Sparse quadratic programming solver in libigl

Alec Jacobson

September 13, 2013

weblog/

Active set method iterations, constant and linear inequality constraints

I've implemented an active set solver for solving larger sparse quadratic programming problems. It's now part of our libigl library (Version ≥ 0.3.1). It's implemented using Eigen and follows closely Section 2.2.3 of my phd thesis.

Calling the function looks like:

active_set(A,B,known,Y,Aeq,Beq,Aieq,Bieq,lx,ux,Z)

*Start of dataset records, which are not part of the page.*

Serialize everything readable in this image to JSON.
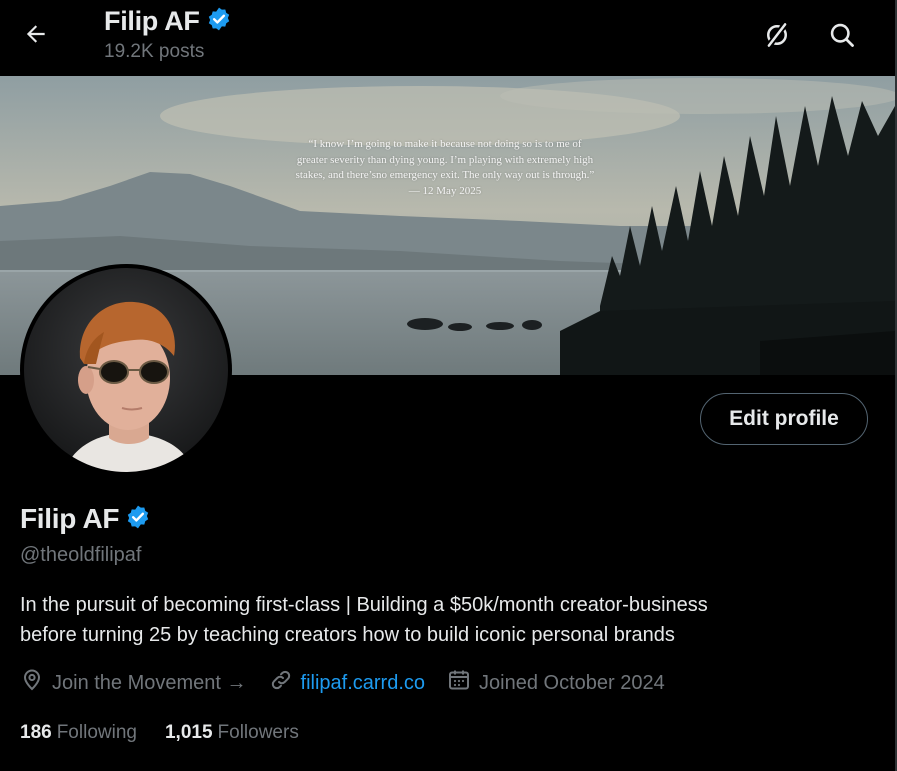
{
  "header": {
    "title": "Filip AF",
    "posts": "19.2K posts"
  },
  "banner": {
    "quote_line1": "“I know I’m going to make it because not doing so is to me of",
    "quote_line2": "greater severity than dying young. I’m playing with extremely high",
    "quote_line3": "stakes, and there’sno emergency exit. The only way out is through.”",
    "quote_date": "— 12 May 2025"
  },
  "profile": {
    "edit_label": "Edit profile",
    "name": "Filip AF",
    "handle": "@theoldfilipaf",
    "bio_line1": "In the pursuit of becoming first-class | Building a $50k/month creator-business",
    "bio_line2": "before turning 25 by teaching creators how to build iconic personal brands",
    "location": "Join the Movement →",
    "website": "filipaf.carrd.co",
    "joined": "Joined October 2024",
    "following_count": "186",
    "following_label": "Following",
    "followers_count": "1,015",
    "followers_label": "Followers"
  },
  "colors": {
    "background": "#000000",
    "text": "#e7e9ea",
    "muted": "#71767b",
    "accent": "#1d9bf0",
    "verified": "#1d9bf0"
  },
  "icons": [
    "back-arrow-icon",
    "verified-badge-icon",
    "disconnect-icon",
    "search-icon",
    "location-icon",
    "link-icon",
    "calendar-icon"
  ]
}
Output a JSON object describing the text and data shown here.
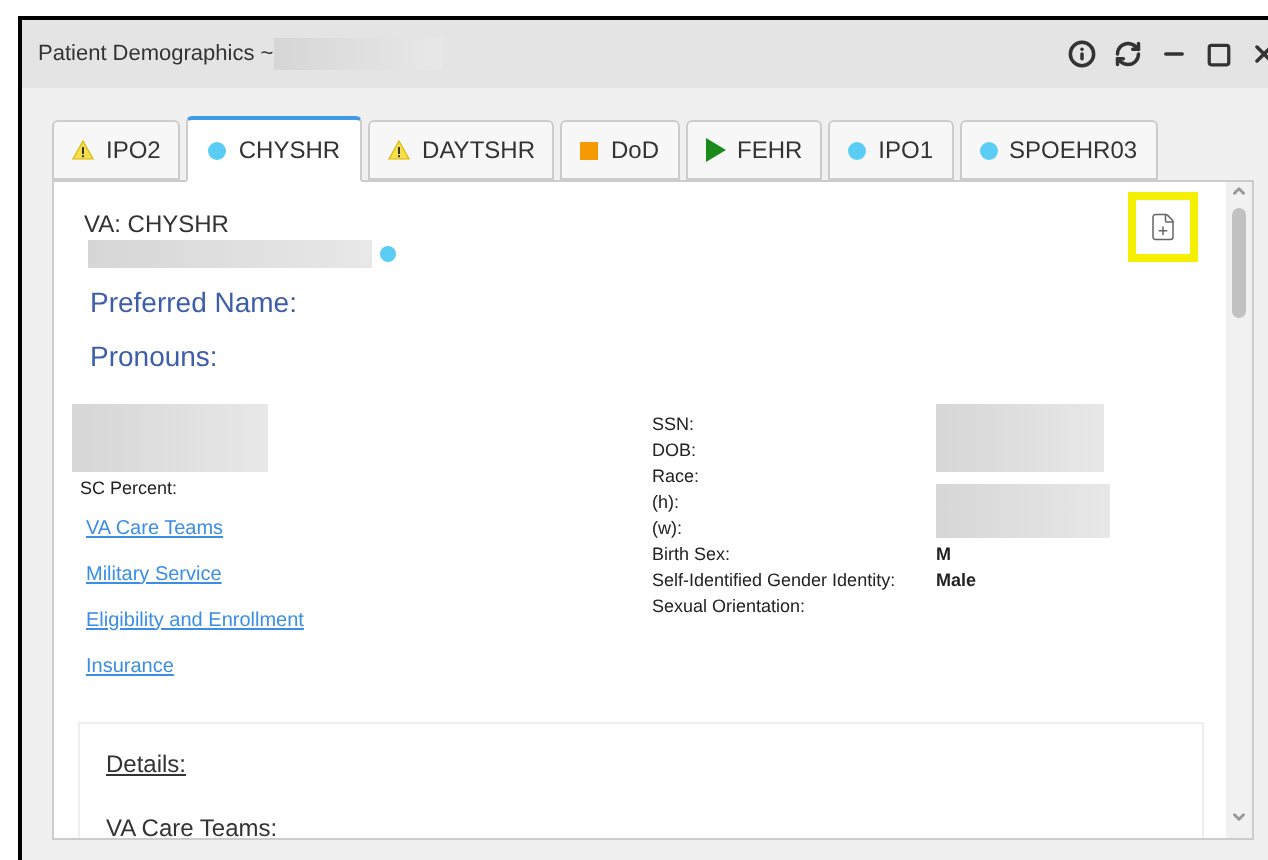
{
  "window": {
    "title": "Patient Demographics ~"
  },
  "tabs": [
    {
      "label": "IPO2",
      "kind": "warning",
      "selected": false
    },
    {
      "label": "CHYSHR",
      "kind": "dot",
      "selected": true
    },
    {
      "label": "DAYTSHR",
      "kind": "warning",
      "selected": false
    },
    {
      "label": "DoD",
      "kind": "square",
      "selected": false
    },
    {
      "label": "FEHR",
      "kind": "play",
      "selected": false
    },
    {
      "label": "IPO1",
      "kind": "dot",
      "selected": false
    },
    {
      "label": "SPOEHR03",
      "kind": "dot",
      "selected": false
    }
  ],
  "panel": {
    "source": "VA: CHYSHR",
    "preferred_name": "Preferred Name:",
    "pronouns": "Pronouns:",
    "sc_percent": "SC Percent:",
    "links": [
      "VA Care Teams",
      "Military Service",
      "Eligibility and Enrollment",
      "Insurance"
    ],
    "fields": [
      {
        "label": "SSN:"
      },
      {
        "label": "DOB:"
      },
      {
        "label": "Race:"
      },
      {
        "label": "(h):"
      },
      {
        "label": "(w):"
      },
      {
        "label": "Birth Sex:",
        "value": "M"
      },
      {
        "label": "Self-Identified Gender Identity:",
        "value": "Male"
      },
      {
        "label": "Sexual Orientation:"
      }
    ],
    "details": {
      "heading": "Details:",
      "subheading": "VA Care Teams:"
    }
  }
}
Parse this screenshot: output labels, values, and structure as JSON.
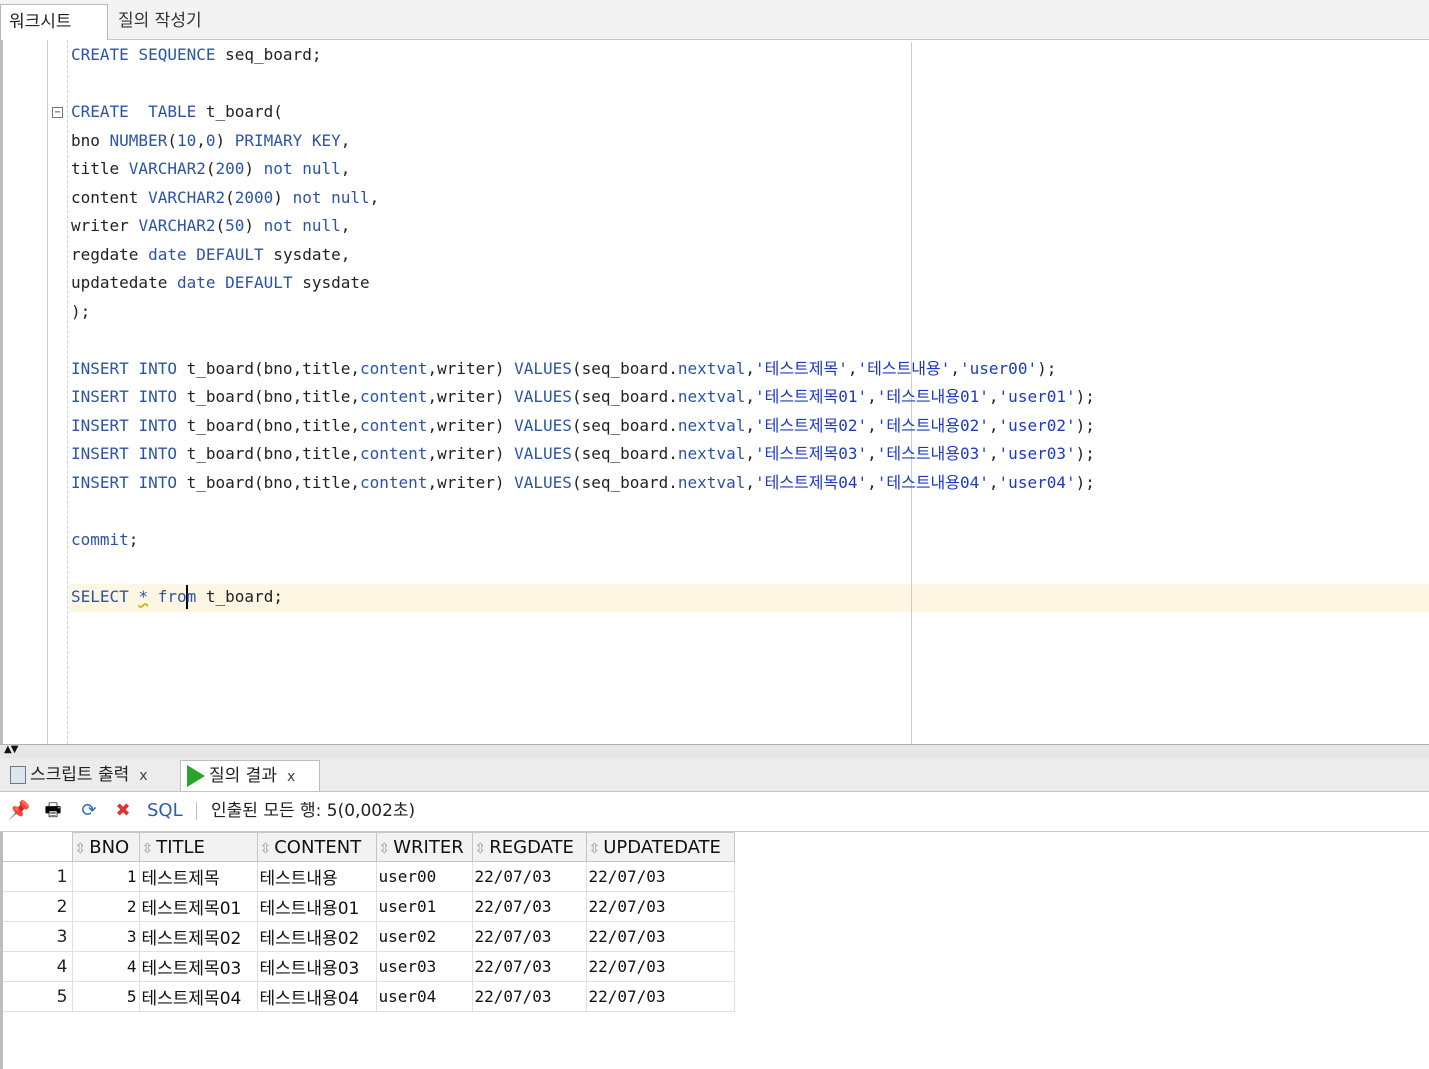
{
  "tabs": {
    "worksheet": "워크시트",
    "query_builder": "질의 작성기"
  },
  "editor": {
    "lines": [
      [
        {
          "t": "CREATE",
          "c": "kw"
        },
        {
          "t": " "
        },
        {
          "t": "SEQUENCE",
          "c": "kw"
        },
        {
          "t": " seq_board;"
        }
      ],
      [],
      [
        {
          "t": "CREATE",
          "c": "kw"
        },
        {
          "t": "  "
        },
        {
          "t": "TABLE",
          "c": "kw"
        },
        {
          "t": " t_board("
        }
      ],
      [
        {
          "t": "bno "
        },
        {
          "t": "NUMBER",
          "c": "kw"
        },
        {
          "t": "("
        },
        {
          "t": "10",
          "c": "num"
        },
        {
          "t": ","
        },
        {
          "t": "0",
          "c": "num"
        },
        {
          "t": ") "
        },
        {
          "t": "PRIMARY KEY",
          "c": "kw"
        },
        {
          "t": ","
        }
      ],
      [
        {
          "t": "title "
        },
        {
          "t": "VARCHAR2",
          "c": "kw"
        },
        {
          "t": "("
        },
        {
          "t": "200",
          "c": "num"
        },
        {
          "t": ") "
        },
        {
          "t": "not null",
          "c": "kw"
        },
        {
          "t": ","
        }
      ],
      [
        {
          "t": "content "
        },
        {
          "t": "VARCHAR2",
          "c": "kw"
        },
        {
          "t": "("
        },
        {
          "t": "2000",
          "c": "num"
        },
        {
          "t": ") "
        },
        {
          "t": "not null",
          "c": "kw"
        },
        {
          "t": ","
        }
      ],
      [
        {
          "t": "writer "
        },
        {
          "t": "VARCHAR2",
          "c": "kw"
        },
        {
          "t": "("
        },
        {
          "t": "50",
          "c": "num"
        },
        {
          "t": ") "
        },
        {
          "t": "not null",
          "c": "kw"
        },
        {
          "t": ","
        }
      ],
      [
        {
          "t": "regdate "
        },
        {
          "t": "date",
          "c": "kw"
        },
        {
          "t": " "
        },
        {
          "t": "DEFAULT",
          "c": "kw"
        },
        {
          "t": " sysdate,"
        }
      ],
      [
        {
          "t": "updatedate "
        },
        {
          "t": "date",
          "c": "kw"
        },
        {
          "t": " "
        },
        {
          "t": "DEFAULT",
          "c": "kw"
        },
        {
          "t": " sysdate"
        }
      ],
      [
        {
          "t": ");"
        }
      ],
      [],
      [
        {
          "t": "INSERT",
          "c": "kw"
        },
        {
          "t": " "
        },
        {
          "t": "INTO",
          "c": "kw"
        },
        {
          "t": " t_board(bno,title,"
        },
        {
          "t": "content",
          "c": "kw"
        },
        {
          "t": ",writer) "
        },
        {
          "t": "VALUES",
          "c": "kw"
        },
        {
          "t": "(seq_board."
        },
        {
          "t": "nextval",
          "c": "kw"
        },
        {
          "t": ","
        },
        {
          "t": "'테스트제목'",
          "c": "str"
        },
        {
          "t": ","
        },
        {
          "t": "'테스트내용'",
          "c": "str"
        },
        {
          "t": ","
        },
        {
          "t": "'user00'",
          "c": "str"
        },
        {
          "t": ");"
        }
      ],
      [
        {
          "t": "INSERT",
          "c": "kw"
        },
        {
          "t": " "
        },
        {
          "t": "INTO",
          "c": "kw"
        },
        {
          "t": " t_board(bno,title,"
        },
        {
          "t": "content",
          "c": "kw"
        },
        {
          "t": ",writer) "
        },
        {
          "t": "VALUES",
          "c": "kw"
        },
        {
          "t": "(seq_board."
        },
        {
          "t": "nextval",
          "c": "kw"
        },
        {
          "t": ","
        },
        {
          "t": "'테스트제목01'",
          "c": "str"
        },
        {
          "t": ","
        },
        {
          "t": "'테스트내용01'",
          "c": "str"
        },
        {
          "t": ","
        },
        {
          "t": "'user01'",
          "c": "str"
        },
        {
          "t": ");"
        }
      ],
      [
        {
          "t": "INSERT",
          "c": "kw"
        },
        {
          "t": " "
        },
        {
          "t": "INTO",
          "c": "kw"
        },
        {
          "t": " t_board(bno,title,"
        },
        {
          "t": "content",
          "c": "kw"
        },
        {
          "t": ",writer) "
        },
        {
          "t": "VALUES",
          "c": "kw"
        },
        {
          "t": "(seq_board."
        },
        {
          "t": "nextval",
          "c": "kw"
        },
        {
          "t": ","
        },
        {
          "t": "'테스트제목02'",
          "c": "str"
        },
        {
          "t": ","
        },
        {
          "t": "'테스트내용02'",
          "c": "str"
        },
        {
          "t": ","
        },
        {
          "t": "'user02'",
          "c": "str"
        },
        {
          "t": ");"
        }
      ],
      [
        {
          "t": "INSERT",
          "c": "kw"
        },
        {
          "t": " "
        },
        {
          "t": "INTO",
          "c": "kw"
        },
        {
          "t": " t_board(bno,title,"
        },
        {
          "t": "content",
          "c": "kw"
        },
        {
          "t": ",writer) "
        },
        {
          "t": "VALUES",
          "c": "kw"
        },
        {
          "t": "(seq_board."
        },
        {
          "t": "nextval",
          "c": "kw"
        },
        {
          "t": ","
        },
        {
          "t": "'테스트제목03'",
          "c": "str"
        },
        {
          "t": ","
        },
        {
          "t": "'테스트내용03'",
          "c": "str"
        },
        {
          "t": ","
        },
        {
          "t": "'user03'",
          "c": "str"
        },
        {
          "t": ");"
        }
      ],
      [
        {
          "t": "INSERT",
          "c": "kw"
        },
        {
          "t": " "
        },
        {
          "t": "INTO",
          "c": "kw"
        },
        {
          "t": " t_board(bno,title,"
        },
        {
          "t": "content",
          "c": "kw"
        },
        {
          "t": ",writer) "
        },
        {
          "t": "VALUES",
          "c": "kw"
        },
        {
          "t": "(seq_board."
        },
        {
          "t": "nextval",
          "c": "kw"
        },
        {
          "t": ","
        },
        {
          "t": "'테스트제목04'",
          "c": "str"
        },
        {
          "t": ","
        },
        {
          "t": "'테스트내용04'",
          "c": "str"
        },
        {
          "t": ","
        },
        {
          "t": "'user04'",
          "c": "str"
        },
        {
          "t": ");"
        }
      ],
      [],
      [
        {
          "t": "commit",
          "c": "kw"
        },
        {
          "t": ";"
        }
      ],
      [],
      [
        {
          "t": "SELECT",
          "c": "kw"
        },
        {
          "t": " "
        },
        {
          "t": "*",
          "c": "kw squig"
        },
        {
          "t": " "
        },
        {
          "t": "fro",
          "c": "kw"
        },
        {
          "caret": true
        },
        {
          "t": "m",
          "c": "kw"
        },
        {
          "t": " t_board;"
        }
      ]
    ]
  },
  "results_tabs": {
    "script_output": "스크립트 출력",
    "query_result": "질의 결과",
    "close": "x"
  },
  "toolbar": {
    "sql_label": "SQL",
    "status": "인출된 모든 행: 5(0,002초)"
  },
  "grid": {
    "columns": [
      "BNO",
      "TITLE",
      "CONTENT",
      "WRITER",
      "REGDATE",
      "UPDATEDATE"
    ],
    "rows": [
      [
        "1",
        "1",
        "테스트제목",
        "테스트내용",
        "user00",
        "22/07/03",
        "22/07/03"
      ],
      [
        "2",
        "2",
        "테스트제목01",
        "테스트내용01",
        "user01",
        "22/07/03",
        "22/07/03"
      ],
      [
        "3",
        "3",
        "테스트제목02",
        "테스트내용02",
        "user02",
        "22/07/03",
        "22/07/03"
      ],
      [
        "4",
        "4",
        "테스트제목03",
        "테스트내용03",
        "user03",
        "22/07/03",
        "22/07/03"
      ],
      [
        "5",
        "5",
        "테스트제목04",
        "테스트내용04",
        "user04",
        "22/07/03",
        "22/07/03"
      ]
    ]
  },
  "icons": {
    "pin": "pin-icon",
    "print": "print-icon",
    "refresh": "refresh-icon",
    "clear": "clear-icon"
  }
}
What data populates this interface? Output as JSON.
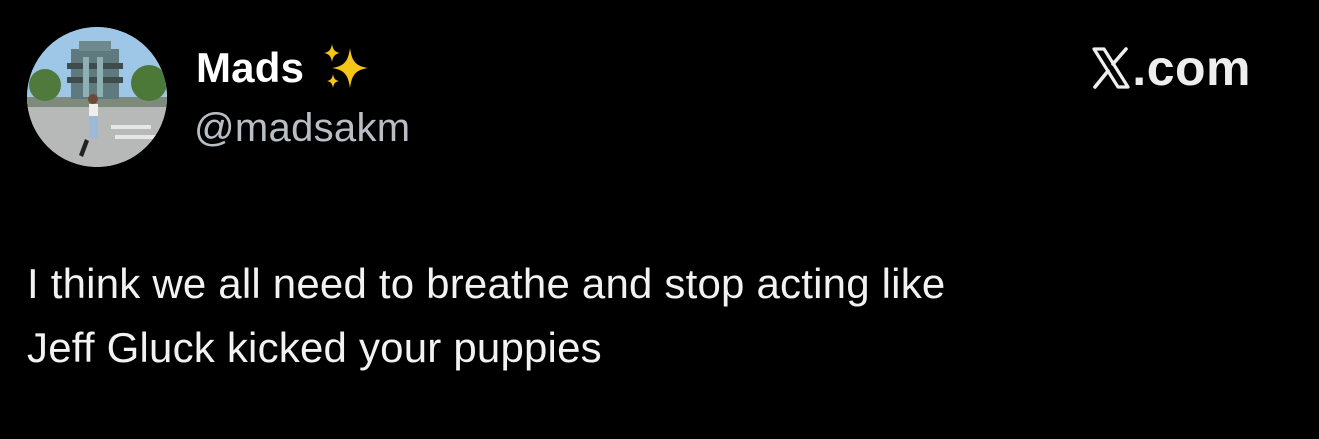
{
  "tweet": {
    "author": {
      "display_name": "Mads",
      "emoji": "sparkles-emoji",
      "handle": "@madsakm",
      "avatar": "profile-photo"
    },
    "brand": {
      "logo": "x-logo",
      "text": ".com"
    },
    "text": "I think we all need to breathe and stop acting like\nJeff Gluck kicked your puppies"
  },
  "colors": {
    "background": "#000000",
    "name": "#ffffff",
    "handle": "#b9bec4",
    "body_text": "#f2f2f2",
    "sparkle": "#f5c518"
  }
}
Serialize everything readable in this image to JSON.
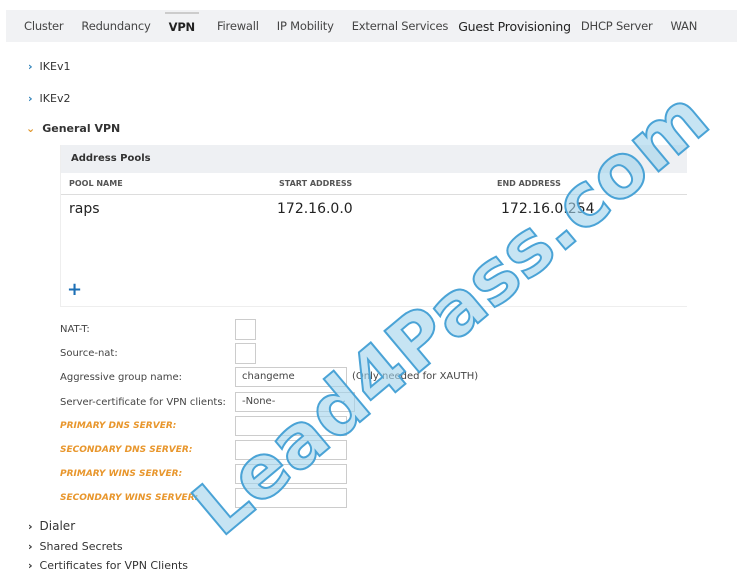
{
  "tabs": [
    "Cluster",
    "Redundancy",
    "VPN",
    "Firewall",
    "IP Mobility",
    "External Services",
    "Guest Provisioning",
    "DHCP Server",
    "WAN"
  ],
  "active_tab": "VPN",
  "sections": {
    "ikev1": "IKEv1",
    "ikev2": "IKEv2",
    "general": "General VPN",
    "dialer": "Dialer",
    "shared": "Shared Secrets",
    "certs": "Certificates for VPN Clients"
  },
  "address_pools": {
    "title": "Address Pools",
    "columns": [
      "POOL NAME",
      "START ADDRESS",
      "END ADDRESS"
    ],
    "rows": [
      [
        "raps",
        "172.16.0.0",
        "172.16.0.254"
      ]
    ],
    "add": "+"
  },
  "form": {
    "nat_t": "NAT-T:",
    "source_nat": "Source-nat:",
    "aggressive": "Aggressive group name:",
    "aggressive_value": "changeme",
    "aggressive_hint": "(Only needed for XAUTH)",
    "server_cert": "Server-certificate for VPN clients:",
    "server_cert_value": "-None-",
    "primary_dns": "PRIMARY DNS SERVER:",
    "secondary_dns": "SECONDARY DNS SERVER:",
    "primary_wins": "PRIMARY WINS SERVER:",
    "secondary_wins": "SECONDARY WINS SERVER:"
  },
  "watermark": "Lead4Pass.com"
}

Which solves the optimization problem:


    argmin ZT * A * Z + ZT * B
      Z
    subject to:  Z_known = Y
                 Aeq * Z = Beq
                Aieq * Z ≤ Bieq
                       Z ≥ lx
                       Z ≤ ux

Note: Since Eigen does not have an LDLT solver for semi-positive-definite sparse matrices yet, I'm using SparseLU which is unnecessarily slow.

Note: I'm not checking for linearly dependent constraints, so the rows of [Aeq;Aieq] must be linearly independent.

Update: I now check for linearly dependent constraints. However, I can't get a sparse Q matrix from Eigen's Sparse QR decomposition so when I encounter linearly dependent constraints some sparse operations sadly seem to become dense.

Note: I have not attempted any performance optimizations (yet). Don't expect this to beat MATLAB or Mosek's quadprogs. But do enjoy that this is a free, easy to incorporate QP solver in C++.